Vítor Amaral (Relator)

          Luís Cravo

Fernando Monteiro


([1]) Segue-se, por economia de meios, o relatório da decisão recorrida.
([2]) Excetuando, logicamente, questões de conhecimento oficioso, não obviado por ocorrido trânsito em julgado.
([3]) Processo base – aquele de que decorrem os presentes autos incidentais – instaurado antes de 01/09/2013 e decisão recorrida posterior a esta data (cfr. sentença de fls. 123 a 142 dos autos em suporte de papel, datada de 30/05/2019, bem como art.ºs 5.º, n.º 1, 7.º, n.º 1, e 8.º, todos da Lei n.º 41/2013, de 26-06, e Abrantes Geraldes, Recursos no Novo Código de Processo Civil, Almedina, Coimbra, 2013, p. 15,). De notar, neste âmbito, que a jurisprudência vem distinguindo entre o processo incidental de incumprimento (antes previsto no art.º 181.º da OTM) e processo de alteração de regime da responsabilidade parental (anteriormente previsto no art.º 182.º da OTM), por este último, ao contrário daqueloutro, traduzir um processo autónomo (novo) – assim o Ac. Rel. Coimbra, de 23-04-2013, Proc. 1211/08.6TBAND-A.C1 (Rel. Teles Pereira), disponível em www.dgsi.pt. É certo que, entretanto, entrou em vigor o Regime Geral do Processo Tutelar Cível (RGPTC), aprovado pela Lei 141/2015, de 08-09, com o art.º 5.º desta Lei (sob a epígrafe “Aplicação no tempo”) a dispor que o RGPTC se aplica aos processos em curso à data da sua entrada em vigor, sem prejuízo da validade dos atos praticados na vigência da lei anterior, sendo inquestionável a sua aplicação aos presentes autos, iniciados em 14/09/2017 (cfr. fls. 10), e sendo certo, por outro lado, que tal novo regime jurídico não comporta alteração àquela perspetiva da presente instância de incumprimento como incidental (cfr. art.ºs 41.º e 42.º do RGPTC). E o art.º 32.º do dito RGPTC dispõe, no seu n.º 3, que os recursos são processados e julgados como em matéria cível, sendo o prazo de alegações e de resposta de 15 dias.
([4]) Caso nenhuma das questões resulte prejudicada pela decisão das precedentes.
([5]) Cfr. “Manual dos Recursos em Processo Civil”, 9.ª ed., p. 57.
([6]) Vide “Código de Processo Civil, Anotado”, vol. V, p. 143.
([7]) In “Dos Recursos”, Quid Júris, p. 117.

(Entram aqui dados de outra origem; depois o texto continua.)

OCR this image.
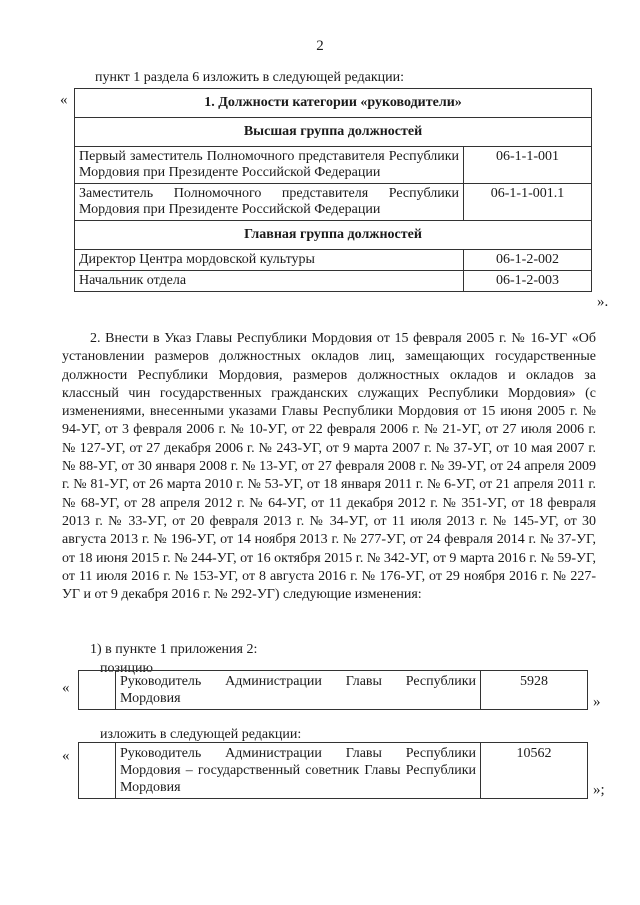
2
пункт 1 раздела 6 изложить в следующей редакции:
«	1. Должности категории «руководители»	
Высшая группа должностей	
Первый заместитель Полномочного представителя Республики Мордовия при Президенте Российской Федерации	06-1-1-001
Заместитель Полномочного представителя Республики Мордовия при Президенте Российской Федерации	06-1-1-001.1
Главная группа должностей	
Директор Центра мордовской культуры	06-1-2-002
Начальник отдела	06-1-2-003
».

2. Внести в Указ Главы Республики Мордовия от 15 февраля 2005 г. № 16-УГ «Об установлении размеров должностных окладов лиц, замещающих государственные должности Республики Мордовия, размеров должностных окладов и окладов за классный чин государственных гражданских служащих Республики Мордовия» (с изменениями, внесенными указами Главы Республики Мордовия от 15 июня 2005 г. № 94-УГ, от 3 февраля 2006 г. № 10-УГ, от 22 февраля 2006 г. № 21-УГ, от 27 июля 2006 г. № 127-УГ, от 27 декабря 2006 г. № 243-УГ, от 9 марта 2007 г. № 37-УГ, от 10 мая 2007 г. № 88-УГ, от 30 января 2008 г. № 13-УГ, от 27 февраля 2008 г. № 39-УГ, от 24 апреля 2009 г. № 81-УГ, от 26 марта 2010 г. № 53-УГ, от 18 января 2011 г. № 6-УГ, от 21 апреля 2011 г. № 68-УГ, от 28 апреля 2012 г. № 64-УГ, от 11 декабря 2012 г. № 351-УГ, от 18 февраля 2013 г. № 33-УГ, от 20 февраля 2013 г. № 34-УГ, от 11 июля 2013 г. № 145-УГ, от 30 августа 2013 г. № 196-УГ, от 14 ноября 2013 г. № 277-УГ, от 24 февраля 2014 г. № 37-УГ, от 18 июня 2015 г. № 244-УГ, от 16 октября 2015 г. № 342-УГ, от 9 марта 2016 г. № 59-УГ, от 11 июля 2016 г. № 153-УГ, от 8 августа 2016 г. № 176-УГ, от 29 ноября 2016 г. № 227-УГ и от 9 декабря 2016 г. № 292-УГ) следующие изменения:

1) в пункте 1 приложения 2:
позицию
«
		Руководитель Администрации Главы Республики Мордовия	5928
»
изложить в следующей редакции:
«
		Руководитель Администрации Главы Республики Мордовия – государственный советник Главы Республики Мордовия	10562
»;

([8]) Cfr. “Manual de Processo Civil”, p. 686.
([9]) Aquele art.º 10.º da petição contém uma mera remissão para documentos de outro apenso, sem ser portador, pois, de quaisquer factos alegados, em nada se reportando ao que possa ter acontecido em 27/08/2014 e 10/09/2014, simplesmente se ligando, como dito, ao antecedente art.º 9.º, o qual, por sua vez, alude a uma cláusula da mencionada “Regulação das Responsabilidades Parentais”.
([10]) O Recorrente alude ainda à não realização da audiência final (e não produção de prova testemunhal), fazendo-o, porém, de forma inconsequente, ao não extrair daí consequências relevantes, seja em sede de impugnação da decisão de facto, seja de vícios na tramitação processual, posto não invocar qualquer nulidade do processado (que não se confunde com as nulidades da sentença), mormente do anterior à decisão impugnada, não se tratando, por outro lado, de matéria de conhecimento oficioso do Tribunal de recurso (cfr. art.ºs 195.º, n.º 1, e 196.º, ambos do NCPCiv.).
([11]) Aqui 13 a 16 do factualismo provado.
([12]) O art.º 41.º, n.º 1, do RGPTC, que o Recorrente invoca, exige a verificação de uma situação de incumprimento, com o inerente juízo de censura, por os factos denotarem a existência de culpa do agente/inadimplente.
([13]) Poderia até perguntar-se: por que forma e com que meios?
([14]) Com todo o devido respeito, fica até a dúvida sobre se era o interesse da filha – ou, ao invés, a lógica do conflito – que por então movia o Requerente/Apelante.
([15]) É sabido que o art.º 41.º, n.º 1, do RGPTC, que o Recorrente invoca, exige a verificação de uma situação de incumprimento, com o inerente juízo de censura, por os factos denotarem a existência de culpa do agente/inadimplente.